= Girdler sulfide process =

Industrial process for heavy water purification

Girdler sulfide process

The Girdler sulfide (GS) process, also known as the Geib–Spevack (GS) process, is an industrial production method for extracting heavy water (deuterium oxide, D_{2}O) from natural water. Heavy water is used in particle research, in deuterium NMR spectroscopy, deuterated solvents for proton NMR spectroscopy, heavy water nuclear reactors (as a coolant and moderator) and deuterated drugs.

In 1943, Karl-Hermann Geib and Jerome S. Spevack independently invented the process. The process is named after the Girdler Company, which constructed the first American plant to implement it.
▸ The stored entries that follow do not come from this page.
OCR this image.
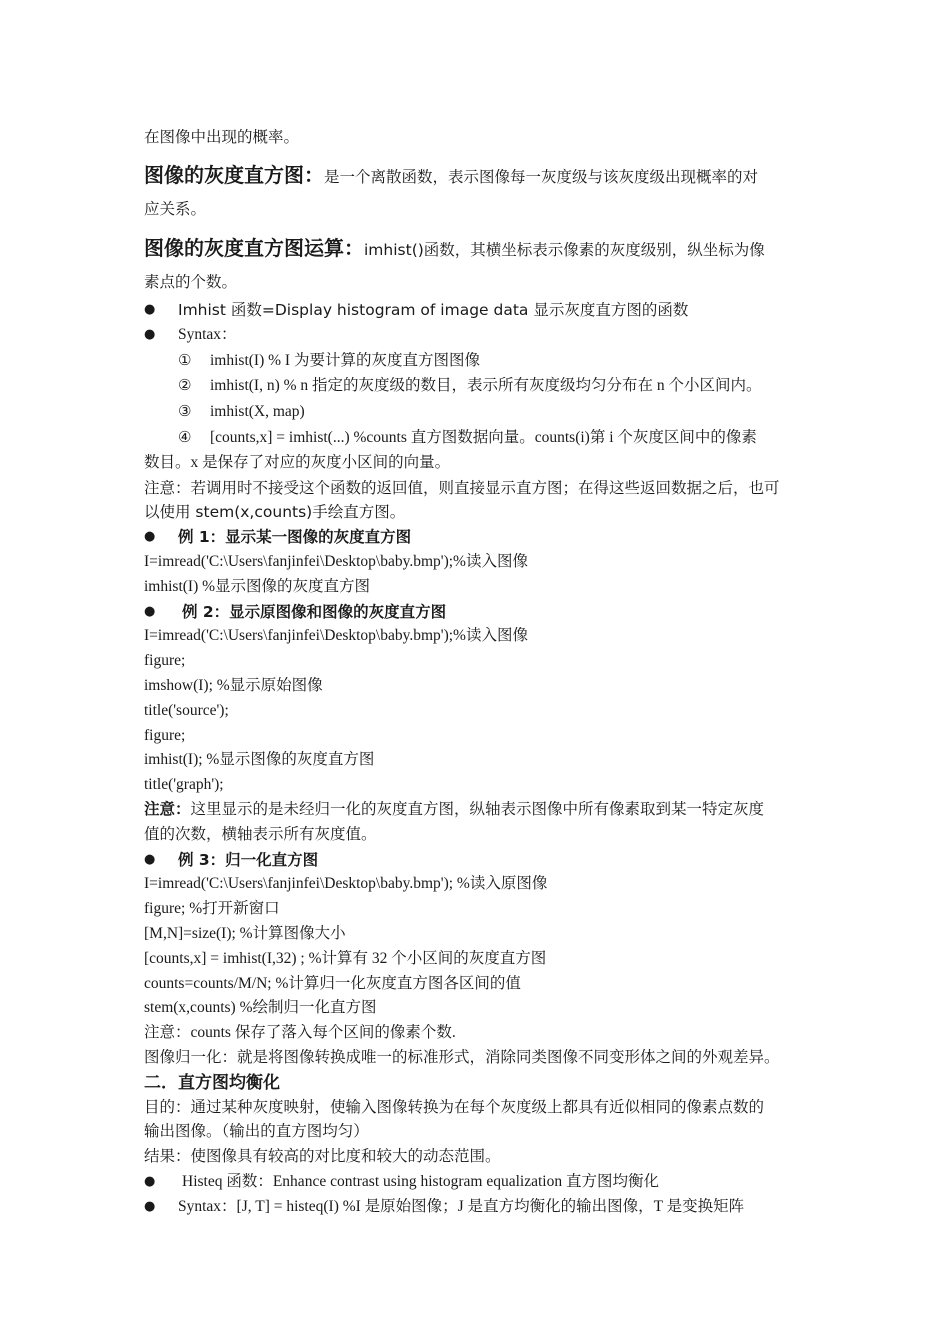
在图像中出现的概率。
图像的灰度直方图：是一个离散函数，表示图像每一灰度级与该灰度级出现概率的对
应关系。
图像的灰度直方图运算：imhist()函数，其横坐标表示像素的灰度级别，纵坐标为像
素点的个数。
● Imhist 函数=Display histogram of image data 显示灰度直方图的函数
● Syntax：
① imhist(I) % I 为要计算的灰度直方图图像
② imhist(I, n) % n 指定的灰度级的数目，表示所有灰度级均匀分布在 n 个小区间内。
③ imhist(X, map)
④ [counts,x] = imhist(...) %counts 直方图数据向量。counts(i)第 i 个灰度区间中的像素
数目。x 是保存了对应的灰度小区间的向量。
注意：若调用时不接受这个函数的返回值，则直接显示直方图；在得这些返回数据之后，也可
以使用 stem(x,counts)手绘直方图。
● 例 1：显示某一图像的灰度直方图
I=imread('C:\Users\fanjinfei\Desktop\baby.bmp');%读入图像
imhist(I) %显示图像的灰度直方图
● 例 2：显示原图像和图像的灰度直方图
I=imread('C:\Users\fanjinfei\Desktop\baby.bmp');%读入图像
figure;
imshow(I); %显示原始图像
title('source');
figure;
imhist(I); %显示图像的灰度直方图
title('graph');
注意：这里显示的是未经归一化的灰度直方图，纵轴表示图像中所有像素取到某一特定灰度
值的次数，横轴表示所有灰度值。
● 例 3：归一化直方图
I=imread('C:\Users\fanjinfei\Desktop\baby.bmp'); %读入原图像
figure; %打开新窗口
[M,N]=size(I); %计算图像大小
[counts,x] = imhist(I,32) ; %计算有 32 个小区间的灰度直方图
counts=counts/M/N; %计算归一化灰度直方图各区间的值
stem(x,counts) %绘制归一化直方图
注意：counts 保存了落入每个区间的像素个数.
图像归一化：就是将图像转换成唯一的标准形式，消除同类图像不同变形体之间的外观差异。
二．直方图均衡化
目的：通过某种灰度映射，使输入图像转换为在每个灰度级上都具有近似相同的像素点数的
输出图像。（输出的直方图均匀）
结果：使图像具有较高的对比度和较大的动态范围。
● Histeq 函数：Enhance contrast using histogram equalization 直方图均衡化
● Syntax：[J, T] = histeq(I) %I 是原始图像；J 是直方均衡化的输出图像，T 是变换矩阵
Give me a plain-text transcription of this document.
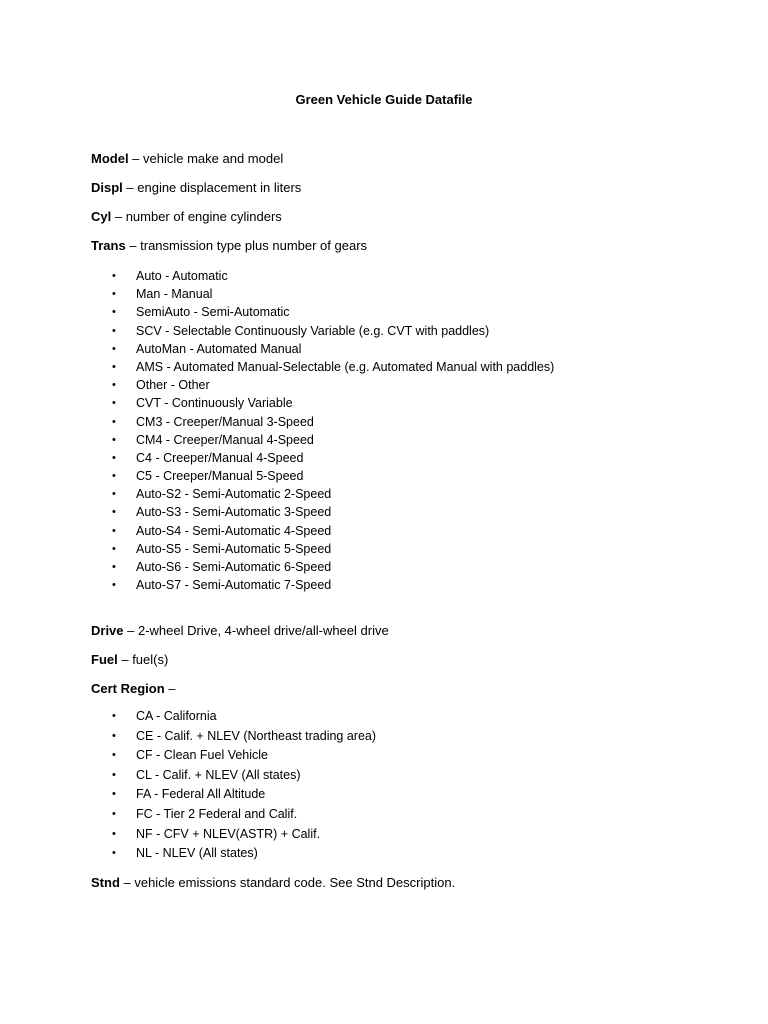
Green Vehicle Guide Datafile
Model – vehicle make and model
Displ – engine displacement in liters
Cyl – number of engine cylinders
Trans – transmission type plus number of gears
•	Auto - Automatic
•	Man - Manual
•	SemiAuto - Semi-Automatic
•	SCV - Selectable Continuously Variable (e.g. CVT with paddles)
•	AutoMan - Automated Manual
•	AMS - Automated Manual-Selectable (e.g. Automated Manual with paddles)
•	Other - Other
•	CVT - Continuously Variable
•	CM3 - Creeper/Manual 3-Speed
•	CM4 - Creeper/Manual 4-Speed
•	C4 - Creeper/Manual 4-Speed
•	C5 - Creeper/Manual 5-Speed
•	Auto-S2 - Semi-Automatic 2-Speed
•	Auto-S3 - Semi-Automatic 3-Speed
•	Auto-S4 - Semi-Automatic 4-Speed
•	Auto-S5 - Semi-Automatic 5-Speed
•	Auto-S6 - Semi-Automatic 6-Speed
•	Auto-S7 - Semi-Automatic 7-Speed
Drive – 2-wheel Drive, 4-wheel drive/all-wheel drive
Fuel – fuel(s)
Cert Region –
•	CA - California
•	CE - Calif. + NLEV (Northeast trading area)
•	CF - Clean Fuel Vehicle
•	CL - Calif. + NLEV (All states)
•	FA - Federal All Altitude
•	FC - Tier 2 Federal and Calif.
•	NF - CFV + NLEV(ASTR) + Calif.
•	NL - NLEV (All states)
Stnd – vehicle emissions standard code. See Stnd Description.
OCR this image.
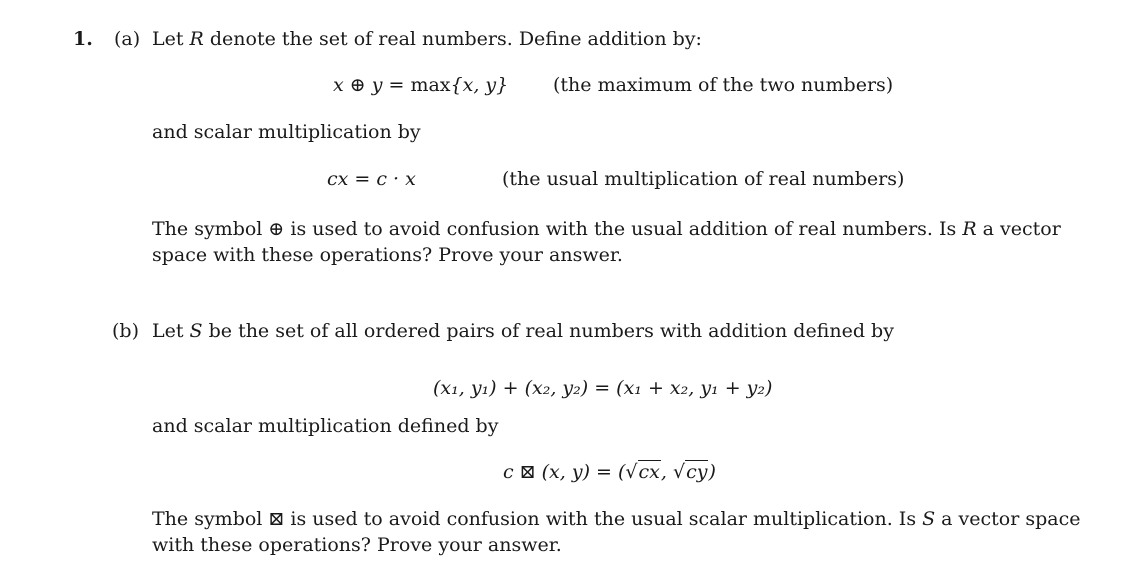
1. (a) Let R denote the set of real numbers. Define addition by:
x ⊕ y = max{x, y} (the maximum of the two numbers)
and scalar multiplication by
cx = c · x	(the usual multiplication of real numbers)
The symbol ⊕ is used to avoid confusion with the usual addition of real numbers. Is R a vector
space with these operations? Prove your answer.
(b) Let S be the set of all ordered pairs of real numbers with addition defined by
(x₁, y₁) + (x₂, y₂) = (x₁ + x₂, y₁ + y₂)
and scalar multiplication defined by
c ⊠ (x, y) = (√cx, √cy)
The symbol ⊠ is used to avoid confusion with the usual scalar multiplication. Is S a vector space
with these operations? Prove your answer.
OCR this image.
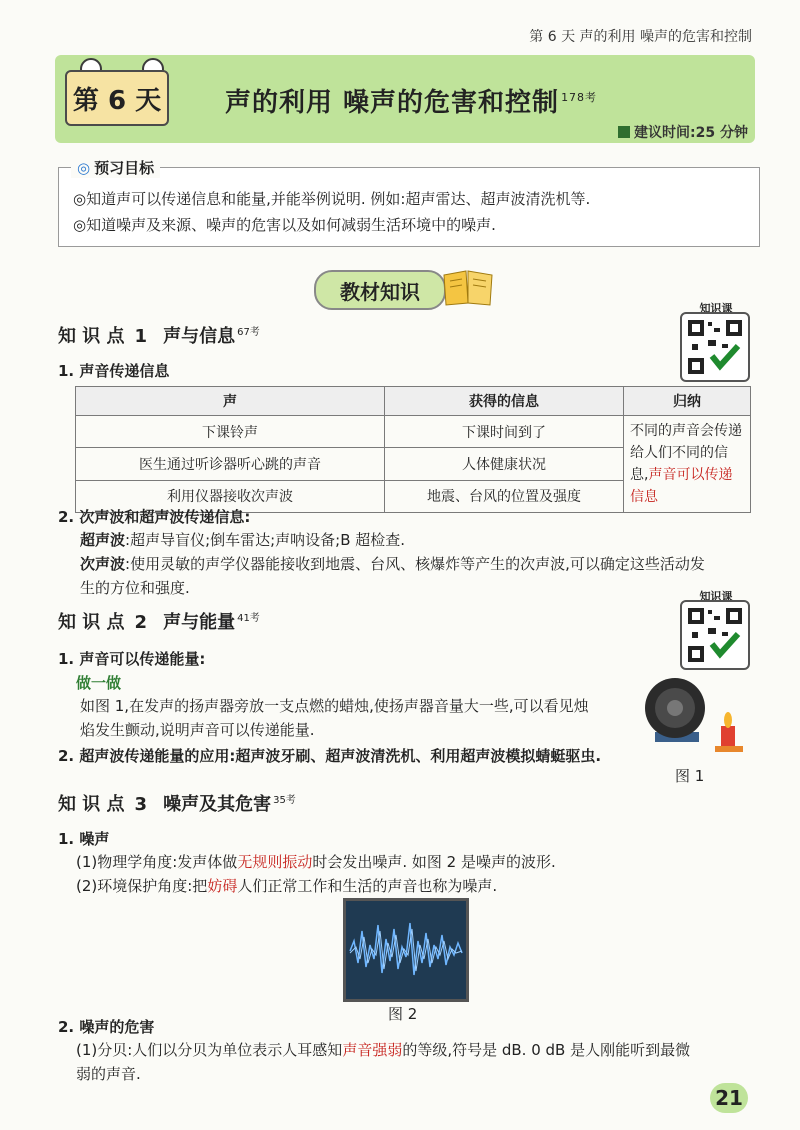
第 6 天 声的利用 噪声的危害和控制
第 6 天	声的利用 噪声的危害和控制 $^{178考}$
建议时间:25 分钟
◎ 预习目标
◎知道声可以传递信息和能量,并能举例说明. 例如:超声雷达、超声波清洗机等.
◎知道噪声及来源、噪声的危害以及如何减弱生活环境中的噪声.
教材知识
知识课
知 识 点 1 声与信息 $^{67考}$
1. 声音传递信息
声	获得的信息	归纳
下课铃声	下课时间到了	不同的声音会传递给人们不同的信息,声音可以传递信息
医生通过听诊器听心跳的声音	人体健康状况	
利用仪器接收次声波	地震、台风的位置及强度	
2. 次声波和超声波传递信息:
超声波:超声导盲仪;倒车雷达;声呐设备;B 超检查.
次声波:使用灵敏的声学仪器能接收到地震、台风、核爆炸等产生的次声波,可以确定这些活动发
生的方位和强度.	知识课
知 识 点 2 声与能量 $^{41考}$
1. 声音可以传递能量:
做一做
如图 1,在发声的扬声器旁放一支点燃的蜡烛,使扬声器音量大一些,可以看见烛
焰发生颤动,说明声音可以传递能量.
2. 超声波传递能量的应用:超声波牙刷、超声波清洗机、利用超声波模拟蜻蜓驱虫.
图 1
知 识 点 3 噪声及其危害 $^{35考}$
1. 噪声
(1)物理学角度:发声体做无规则振动时会发出噪声. 如图 2 是噪声的波形.
(2)环境保护角度:把妨碍人们正常工作和生活的声音也称为噪声.
图 2
2. 噪声的危害
(1)分贝:人们以分贝为单位表示人耳感知声音强弱的等级,符号是 dB. 0 dB 是人刚能听到最微
弱的声音.
21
The method is an isotopic exchange process, where isotopes of hydrogen are swapped between hydrogen sulfide (H_{2}S) and water (H_{2}O), also known as "light" water, that produces heavy water over several steps. This process is highly energy intensive.

Until its closure in 1997, the Bruce Heavy Water Plant in Ontario (located on the same site as Douglas Point and the Bruce Nuclear Generating Station) was the world's largest heavy water production plant, with a peak capacity of 1600 tonnes per year (800 tonnes per year per full plant, two fully operational plants at its peak). It used the Girdler sulfide process to produce heavy water, and required by mass 340000 units of feed water to produce 1 unit of heavy water.

The first such facility of India's Heavy Water Board to use the Girdler process is at Rawatbhata near Kota, Rajasthan. This was followed by a larger plant at Manuguru, Andhra Pradesh. Other plants exist in the United States and Romania, for example. Romania, India, and the former supplier of much of the world's heavy water demand, Canada, all have operating heavy water reactors with two at Cernavodă Nuclear Power Plant in Romania making up the country's entire fleet and several each in India (mostly IPHWR) and Canada (exclusively CANDU).

== The process ==
Each of a number of steps consists of two sieve tray columns. One column is maintained at 30 °C and is called the 'cold tower' and the other at 130 °C and is called the 'hot tower'. The enrichment process is based on the difference in separation between 30 °C and 130 °C.

The process of interest is the equilibrium reaction,

| H_{2}O + HDS HDO + H_{2}S |

At 30 °C, the equilibrium constant K = 2.33, while at 130 °C, K = 1.82. This difference is exploited for enriching deuterium in heavy water.

Hydrogen sulfide gas is circulated in a closed loop between the cold tower and the hot tower (although these can be separate towers, they can also be separate sections of one tower, with the cold section at the top). Demineralised and deaerated water is fed to the cold tower where deuterium migration preferentially takes place from the hydrogen sulfide gas to the liquid water. Normal water is fed to the hot tower where deuterium transfer takes place from the liquid water to the hydrogen sulfide gas. In cascade systems, the same water is used for both inputs. The mechanism for this is the difference in the equilibrium constant; in the cold tower, deuterium concentration in the hydrogen sulfide is lowered, and the concentration in the water raised. The deuterium in the hot loop slightly prefers to be in the hydrogen sulfide, resulting in excess deuterium in the hydrogen sulfide relative to the cold tower. For n moles of deuterium per mole of protium in the hot tower input water, there are n/1.82 moles per mole of protium in the hydrogen sulfide. In the cold tower, part of this deuterium is transferred to the cold tower input water, in accordance with the equilibrium constant. At the input to the cold tower, the ratio of products to reactants in the above equation is 1.82, since both input streams have equal concentrations of deuterium. The chemical equilibrium tries to force more deuterium into the water to correct the ratio. Ideally for equal amounts of water and hydrogen sulfide, the cold tower should output water with 12% more deuterium than it entered. Enriched water is output from the cold tower, while depleted water is output from the hot tower.

An appropriate cascade system accomplishes enrichment: enriched water is fed into another separation unit and is further enriched.

Normally in this process, water is enriched to 15–20% D_{2}O. Further enrichment to "reactor-grade" heavy water (> 99% D_{2}O) is done in another process, e.g. distillation.